# Coleman Outboard Problem



## 2boatr (Jun 30, 2014)

The son of a friend of mine bought a new 5hp coleman 4 stroke for a small jon boat. He has taken it to the river twice and both times , after about 10 pulls on the starter pull cord, it would crank and run fine for about 20 minutes. It would then quit running and never start again while at the river. He would get the boat/motor home and it would crank and run in a water filled garbage can again for about 20 minutes. This motor has the built in .31 gal tank. There is a fuel vent on the cap and it will also work with a remote tank. I went with him this morning and the motor cranked after about 10 pulls on the starter pull cord. We rode for 23 minutes and the motor died and we could not get it to restart. The onboard gas cap vent was opened as instructed, The valve for remote fuel tank was in the correct position.

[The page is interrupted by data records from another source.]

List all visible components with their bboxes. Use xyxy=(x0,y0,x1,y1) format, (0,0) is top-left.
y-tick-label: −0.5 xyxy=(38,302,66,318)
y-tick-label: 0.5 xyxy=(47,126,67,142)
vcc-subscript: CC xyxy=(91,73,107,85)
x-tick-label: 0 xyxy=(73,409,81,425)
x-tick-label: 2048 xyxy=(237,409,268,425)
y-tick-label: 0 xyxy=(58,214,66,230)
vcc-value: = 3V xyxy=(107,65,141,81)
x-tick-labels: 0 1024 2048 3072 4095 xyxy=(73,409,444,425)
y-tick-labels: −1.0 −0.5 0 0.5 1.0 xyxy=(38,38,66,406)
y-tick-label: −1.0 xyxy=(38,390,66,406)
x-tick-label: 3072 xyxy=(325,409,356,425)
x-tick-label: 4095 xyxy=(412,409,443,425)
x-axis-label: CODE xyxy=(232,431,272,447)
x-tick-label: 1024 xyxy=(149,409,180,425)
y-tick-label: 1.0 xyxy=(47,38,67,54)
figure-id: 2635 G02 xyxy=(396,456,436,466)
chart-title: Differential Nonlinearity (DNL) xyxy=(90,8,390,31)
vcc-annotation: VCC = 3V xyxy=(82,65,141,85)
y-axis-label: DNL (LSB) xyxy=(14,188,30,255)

Kill switch/lanyard was in place. The primer bulb was firm. I disconnected the fuel line where it attaches to the carburetor and pulled the pull cord and gas was pumped out of the fuel line. I am getting gas to the carburetor. I pulled the spark plug. I did check to see if I am getting spark at the plug and I am. I replaced the spark plug, make sure all settings were as instructed in the owners manual, primer bulb firm and then pulled the starter rope. It would hit about 3 time as if trying to start, then nothing until I removed the spark plug again looking to see if its wet with fuel. Put the spark plug back in and it would do the same thing, hit about 3 times then nothing else. He had a heck of a time trying to find a service/warranty center and the service man said that after he ran the motor for about 10 minutes he could not find anything wrong. Does anyone have any suggestions about a possible fix for this problem. When its running, it runs good, but why is it consistently dying after about 20 minutes. As of now he only has a little over an hour run time on the motor. Thanks Larry


----------



## KMixson (Jun 30, 2014)

You might try cleaning the carburetor. There may be some debris in the bowl that plugs the jets after running about twenty minutes or bouncing around while under way. After the trip home the gas in the bowl sloshing around may be dropping the debris back into the bottom of the bowl. When you pulled the plug was it wet? If not it may not be getting fuel or enough fuel from the carburetor. It being a four stroke you could try to shoot a little starting fluid into it and see if it fires on it. Do not shoot a lot into it, just enough to see if it fires. If it fires you have a fuel problem.


----------



## 2boatr (Jun 30, 2014)

KMixson, Thanks for the reply, I also believe its a carburetor related problem, Thanks again


----------



## ccm (Jun 30, 2014)

I had the same problem with my Tohatsu 4hp 4 stroke. It was a dirty carburetor along with some bad gas. Cleaned the carb and switched to premium & no more problems.


----------